Culture decks, engagement campaigns and toolkits all play their part, but none of them can manufacture the thing they’re meant to describe. Culture isn’t something that can be launched or rebranded on a quarterly cycle. It grows over time through decisions, tone and behaviour, especially when nobody’s watching.
Large organisations often respond to cultural uncertainty by adding more structure around it. New roles appear, whole teams form and programmes multiply, all designed to “embed” culture, “activate” values or “build” belonging. None of this is malicious, but it is revealing. The very need for Chief Culture Officers, recurring workshops and quarterly values resets is usually a symptom rather than a solution. Culture doesn’t thrive by administration. It strengthens through consistency, example and trust in everyday leadership.
When culture’s genuinely healthy, it doesn’t need a permanent support function to stand in for it. It doesn’t need to be centrally managed or continually reintroduced to its own workforce. It’s already present in how decisions are made, who’s promoted, what behaviour’s quietly rewarded and what’s never tolerated. Where that foundation exists, workshops become secondary and titles become largely decorative.

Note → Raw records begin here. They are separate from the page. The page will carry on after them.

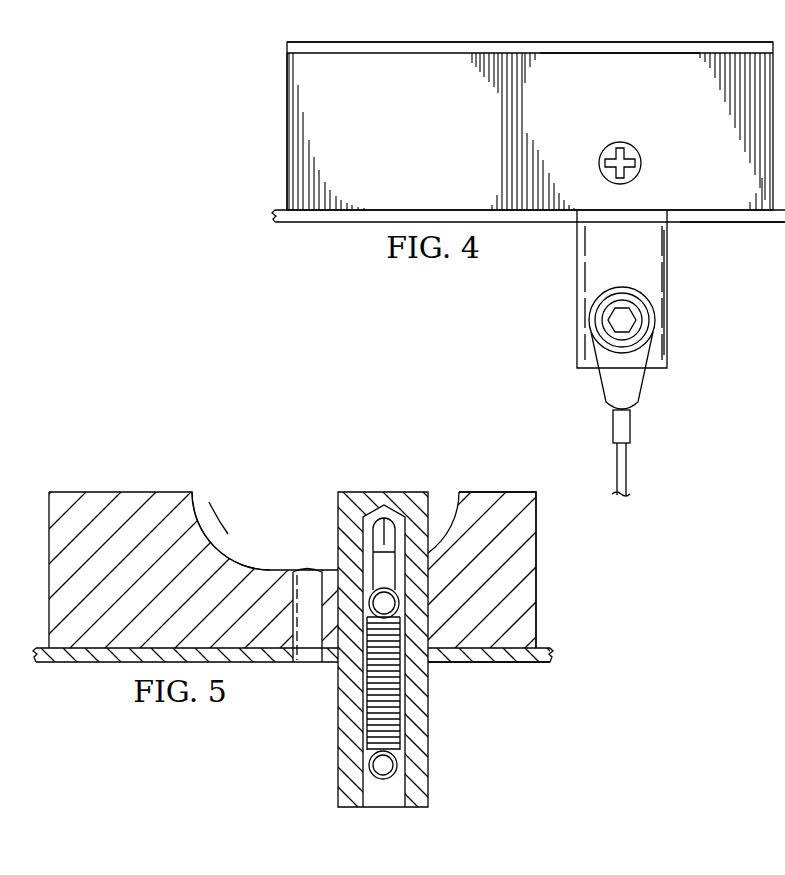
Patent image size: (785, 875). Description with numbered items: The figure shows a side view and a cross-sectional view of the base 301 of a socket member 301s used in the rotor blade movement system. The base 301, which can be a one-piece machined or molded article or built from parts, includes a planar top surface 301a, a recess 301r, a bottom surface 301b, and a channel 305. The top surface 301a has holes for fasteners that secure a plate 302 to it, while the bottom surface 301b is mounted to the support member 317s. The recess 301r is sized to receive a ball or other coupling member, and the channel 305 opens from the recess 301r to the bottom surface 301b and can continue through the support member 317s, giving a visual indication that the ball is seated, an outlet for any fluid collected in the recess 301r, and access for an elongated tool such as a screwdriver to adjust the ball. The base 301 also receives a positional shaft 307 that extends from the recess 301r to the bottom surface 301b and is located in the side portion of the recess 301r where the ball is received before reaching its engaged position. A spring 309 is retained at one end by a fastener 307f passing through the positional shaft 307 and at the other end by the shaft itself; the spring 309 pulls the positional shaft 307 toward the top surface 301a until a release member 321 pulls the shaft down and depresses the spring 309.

In FIG. 4, the base 301 is at (281, 146).
In FIG. 5, the base 301 is at (163, 436).
In FIG. 4, the socket member 301s is at (262, 94).
In FIG. 4, the top surface 301a is at (648, 52).
In FIG. 5, the top surface 301a is at (478, 492).
In FIG. 4, the bottom surface 301b is at (720, 212).
In FIG. 5, the bottom surface 301b is at (506, 662).
In FIG. 5, the recess 301r is at (232, 512).
In FIG. 4, the plate 302 is at (720, 42).
In FIG. 4, the channel 305 is at (572, 52).
In FIG. 5, the channel 305 is at (108, 492).
In FIG. 4, the positional shaft 307 is at (668, 280).
In FIG. 4, the fastener 307f is at (633, 156).
In FIG. 5, the spring 309 is at (367, 724).
In FIG. 4, the support member 317s is at (318, 226).
In FIG. 5, the support member 317s is at (82, 664).
In FIG. 4, the release member 321 is at (650, 322).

In places where culture’s working, it’s rarely treated as a separate initiative.
It doesn’t have its own calendar of events, nor does it require constant explanation. It shows up in how people disagree without falling out, how leaders take responsibility without theatre, and how mistakes are handled without disproportionate drama. There’s nothing flashy about it, which is precisely the point.
The clearest example of this I ever experienced wasn’t the result of a polished campaign, but of a single expectation that hardly needed explaining. During my time at Bain, the line that described the culture most accurately was also the simplest: a Bainie never lets another Bainie fail. No murals. No manifestos. No need to evangelise. Just a shared understanding that people quietly took seriously.
Crucially, culture didn’t live on the website. It lived in how people showed up under pressure, in whether juniors were supported rather than tested, and in the absence of performative leadership. There was no obsession with promoting values because everyone already understood what they meant in practice.
That, in the end, is the real sign of strength.
When culture’s healthy, it’s often almost invisible because it’s dissolved into daily life. When it’s fragile, it becomes louder, more self-conscious and more dependent on language to make up for what behaviour doesn’t supply.
At its best, culture isn’t the product being sold, it’s the by-product of how people work together. Most people don’t join companies for their stated values. They join because something feels right in a way that’s hard to explain but easy to sense. They stay because of how they’re treated when things get difficult, not because of the words used to describe how things are meant to be.
You can usually tell a great deal about an organisation by noticing what it talks about least.
If you want to understand a company’s culture, look at how it behaves under pressure, how people are treated when no one’s watching and how leaders act when they’re not performing. Real culture reveals itself quietly, through habit rather than headline.
The healthiest cultures rarely try to persuade you that they’re healthy. They simply get on with the work and let you discover the rest for yourself.